Pressure on Scott Morrison to include teens in vaccine threshold modelling
Scott Morrison is under increasing pressure from premiers and chief ministers to explore expanding the nation’s reopening vaccine thresholds to include teenagers.
Scott Morrison is under increasing pressure from premiers and chief ministers to explore expanding the nation’s reopening vaccine thresholds to include teenagers, as Queensland Premier Annastacia Palaszczuk joins calls for new Doherty Institute modelling.
As vaccine rollout chief John Frewen looks at giving shots to children through schools and together with their parents, Friday’s national cabinet meeting is set to be dominated by the issue of giving jabs to 12 to 15-year-olds.
ACT Chief Minister Andrew Barr is planning to demand the reopening targets set out in the national cabinet’s post-pandemic plan include children, but the Morrison government is sticking to the current thresholds and Josh Frydenberg is warning state leaders that the national mood is turning against lockdowns.
While Ms Palaszczuk is not ready to demand the 12-to-15 cohort be accounted for in thresholds, her spokesman told The Australian she had told national cabinet it was time for the Doherty Institute to revise their modelling to include children.
“The Premier suggested further modelling be done in regards to vaccinating anyone over 12 years at last week’s national cabinet meeting. The Premier has spoken to people in other countries about their experience with vaccine rollouts including the need for children to be vaccinated,” he said.
While premiers debate child vaccinations, business leaders hope the current thresholds agreed by national cabinet will be reached as early as November.
National Australia Bank chief executive Ross McEwan has touted a freedom day for the nation on Melbourne Cup Day if vaccination rates persist. “This country will fire again … there’s a pathway out now and it’s called vaccination,” he said on Wednesday.
“The second of November, we could call it freedom day in Victoria because it’s the Melbourne Cup day.”
Once the Australian Technical Advisory Group on Immunisation finalises its interim advice on vaccinating 1.2 million children aged 12 to 15 – expected to be before Friday – teenagers will be made eligible for vaccines from next week.
Access to both Pfizer and Moderna jabs is expected to be available via GPs, state hubs and schools.
With vaccine supply ramping-up over the next two months, most teenagers are expected to receive at least one jab by December with no impact on the vaccination program for Australians aged 16 and over.
General Frewen on Wednesday said schools would play a “big part” in vaccinations in coming weeks, and he was looking to book families for jab appointments together.
“School-based vaccination could be a big part of the program. Already some of the states and territories are moving kids in year 12 to some of the big hubs,” he told ABC News.
“We are also looking at a program where we might be able to book families in so parents and kids can get done together. We are working a set of options at the moment that will give us the best opportunity to get all of those kids vaccinated as quickly as possible.”

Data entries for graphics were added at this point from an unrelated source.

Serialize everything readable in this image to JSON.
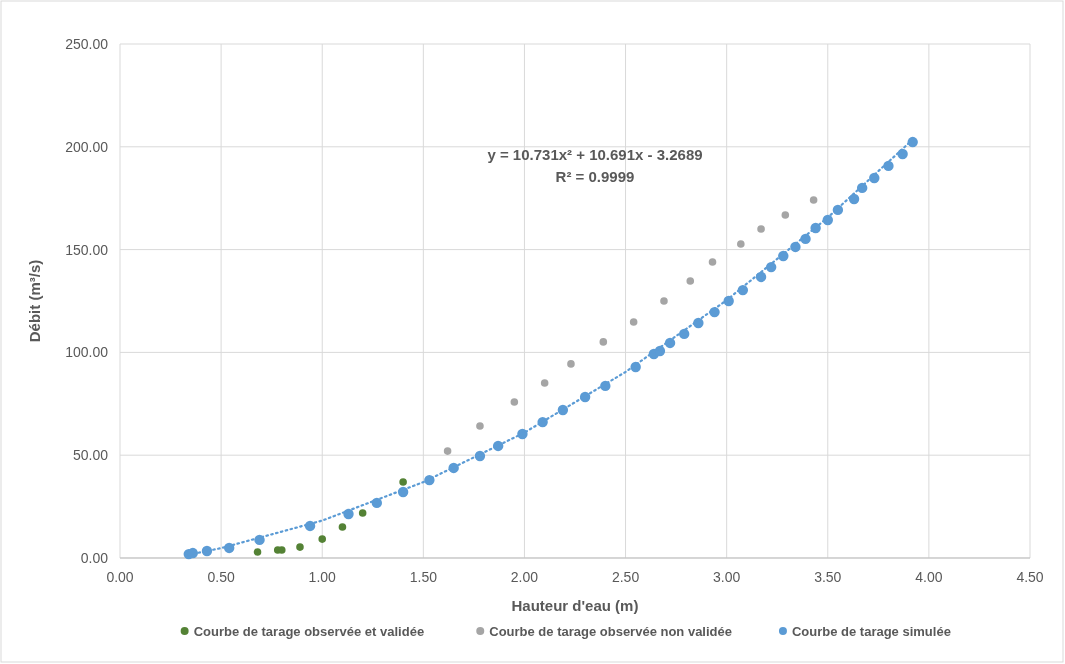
{
  "chart_data": {
    "type": "scatter",
    "xlabel": "Hauteur d'eau (m)",
    "ylabel": "Débit (m³/s)",
    "xlim": [
      0,
      4.5
    ],
    "ylim": [
      0,
      250
    ],
    "xticks": [
      {
        "value": 0,
        "label": "0.00"
      },
      {
        "value": 0.5,
        "label": "0.50"
      },
      {
        "value": 1,
        "label": "1.00"
      },
      {
        "value": 1.5,
        "label": "1.50"
      },
      {
        "value": 2,
        "label": "2.00"
      },
      {
        "value": 2.5,
        "label": "2.50"
      },
      {
        "value": 3,
        "label": "3.00"
      },
      {
        "value": 3.5,
        "label": "3.50"
      },
      {
        "value": 4,
        "label": "4.00"
      },
      {
        "value": 4.5,
        "label": "4.50"
      }
    ],
    "yticks": [
      {
        "value": 0,
        "label": "0.00"
      },
      {
        "value": 50,
        "label": "50.00"
      },
      {
        "value": 100,
        "label": "100.00"
      },
      {
        "value": 150,
        "label": "150.00"
      },
      {
        "value": 200,
        "label": "200.00"
      },
      {
        "value": 250,
        "label": "250.00"
      }
    ],
    "grid": true,
    "legend": "bottom",
    "marker": "circle",
    "annotations": [
      "y = 10.731x² + 10.691x - 3.2689",
      "R² = 0.9999"
    ],
    "series": [
      {
        "name": "Courbe de tarage observée et validée",
        "color": "#548235",
        "x": [
          0.68,
          0.78,
          0.8,
          0.89,
          1.0,
          1.1,
          1.2,
          1.4
        ],
        "values": [
          2.9,
          3.9,
          3.9,
          5.3,
          9.2,
          15.1,
          21.9,
          37.0
        ]
      },
      {
        "name": "Courbe de tarage observée non validée",
        "color": "#a5a5a5",
        "x": [
          1.62,
          1.78,
          1.95,
          2.1,
          2.23,
          2.39,
          2.54,
          2.69,
          2.82,
          2.93,
          3.07,
          3.17,
          3.29,
          3.43
        ],
        "values": [
          52.0,
          64.2,
          75.9,
          85.1,
          94.4,
          105.1,
          114.8,
          125.0,
          134.7,
          144.0,
          152.7,
          160.0,
          166.8,
          174.1
        ]
      },
      {
        "name": "Courbe de tarage simulée",
        "color": "#5b9bd5",
        "x": [
          0.34,
          0.36,
          0.43,
          0.54,
          0.69,
          0.94,
          1.13,
          1.27,
          1.4,
          1.53,
          1.65,
          1.78,
          1.87,
          1.99,
          2.09,
          2.19,
          2.3,
          2.4,
          2.55,
          2.64,
          2.67,
          2.72,
          2.79,
          2.86,
          2.94,
          3.01,
          3.08,
          3.17,
          3.22,
          3.28,
          3.34,
          3.39,
          3.44,
          3.5,
          3.55,
          3.63,
          3.67,
          3.73,
          3.8,
          3.87,
          3.92
        ],
        "values": [
          1.9,
          2.4,
          3.4,
          4.9,
          8.8,
          15.6,
          21.4,
          26.8,
          32.1,
          37.9,
          43.8,
          49.6,
          54.5,
          60.3,
          66.1,
          72.0,
          78.3,
          83.7,
          92.9,
          99.2,
          100.7,
          104.6,
          109.0,
          114.3,
          119.6,
          125.0,
          130.3,
          136.7,
          141.5,
          146.9,
          151.3,
          155.2,
          160.5,
          164.4,
          169.3,
          174.6,
          180.0,
          184.8,
          190.7,
          196.5,
          202.3
        ]
      },
      {
        "type": "line",
        "color": "#5b9bd5",
        "line_style": "dotted",
        "marker": "none",
        "x": [
          0.34,
          0.5,
          1.0,
          1.5,
          2.0,
          2.5,
          3.0,
          3.5,
          3.92
        ],
        "values": [
          1.6,
          4.8,
          18.2,
          36.9,
          61.0,
          90.5,
          125.4,
          165.6,
          203.5
        ]
      }
    ]
  }
}
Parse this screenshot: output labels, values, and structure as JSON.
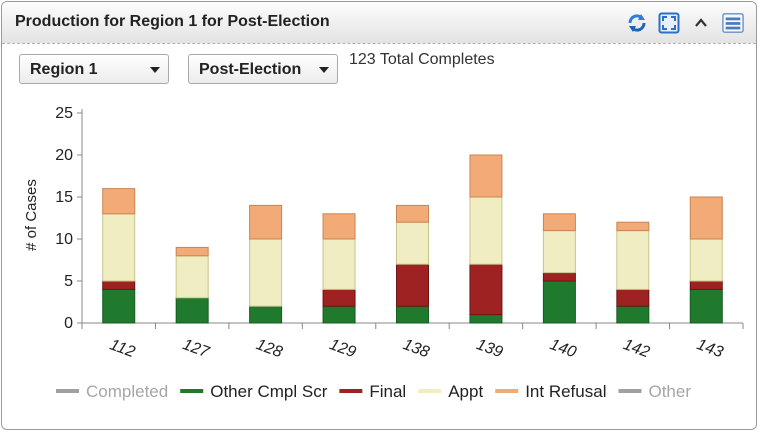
{
  "panel": {
    "title": "Production for Region 1 for Post-Election",
    "icons": [
      "refresh-icon",
      "maximize-icon",
      "collapse-icon",
      "menu-icon"
    ]
  },
  "filters": {
    "region": "Region 1",
    "phase": "Post-Election"
  },
  "total_completes": "123 Total Completes",
  "chart_data": {
    "type": "bar",
    "stacked": true,
    "ylabel": "# of Cases",
    "ylim": [
      0,
      25
    ],
    "yticks": [
      0,
      5,
      10,
      15,
      20,
      25
    ],
    "grid": false,
    "legend_position": "bottom",
    "categories": [
      "112",
      "127",
      "128",
      "129",
      "138",
      "139",
      "140",
      "142",
      "143"
    ],
    "series": [
      {
        "name": "Completed",
        "color": "#a0a0a0",
        "values": [
          0,
          0,
          0,
          0,
          0,
          0,
          0,
          0,
          0
        ],
        "legend_muted": true
      },
      {
        "name": "Other Cmpl Scr",
        "color": "#1f7a2e",
        "values": [
          4,
          3,
          2,
          2,
          2,
          1,
          5,
          2,
          4
        ]
      },
      {
        "name": "Final",
        "color": "#9e2222",
        "values": [
          1,
          0,
          0,
          2,
          5,
          6,
          1,
          2,
          1
        ]
      },
      {
        "name": "Appt",
        "color": "#f0edc2",
        "values": [
          8,
          5,
          8,
          6,
          5,
          8,
          5,
          7,
          5
        ]
      },
      {
        "name": "Int Refusal",
        "color": "#f2aa76",
        "values": [
          3,
          1,
          4,
          3,
          2,
          5,
          2,
          1,
          5
        ]
      },
      {
        "name": "Other",
        "color": "#a0a0a0",
        "values": [
          0,
          0,
          0,
          0,
          0,
          0,
          0,
          0,
          0
        ],
        "legend_muted": true
      }
    ]
  }
}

Under existing approvals, about 8000 children aged 12 to 15, with underlying medical conditions and those in Indigenous and remote communities, have been vaccinated.
Mr Barr has called for the past week for children to now to be included in vaccine targets, and said he feared the national plan did not fully account for the three-week gap between a person getting jabbed and the vaccine providing the fullest immunity.
“We’re in a better position than any other jurisdiction to go beyond 80 per cent and to vaccinate our 12 to 15-year-olds, but I am going to continue to advocate that at a national level,” he said.
“We all try our very best to vaccinate as many 12 to 15-year-olds as we can before big, big decisions are made, particularly at the 80 per cent national threshold.”
Spread of the Delta strain has been highest in young Australians and epidemiologists have called on state and federal governments to prioritise the vaccination of 12 to 39-year-olds.
NSW chief health officer Kerry Chant on Wednesday said the vaccination of people 16 to 40 was a key part of breaking the Delta transmission chain in the nation’s worst-hit state.
Finance Minister Simon Birmingham has conceded that targeted lockdowns “in some circumstances” could be used under the national plan when vaccinated rates reached 70 to 80 per cent.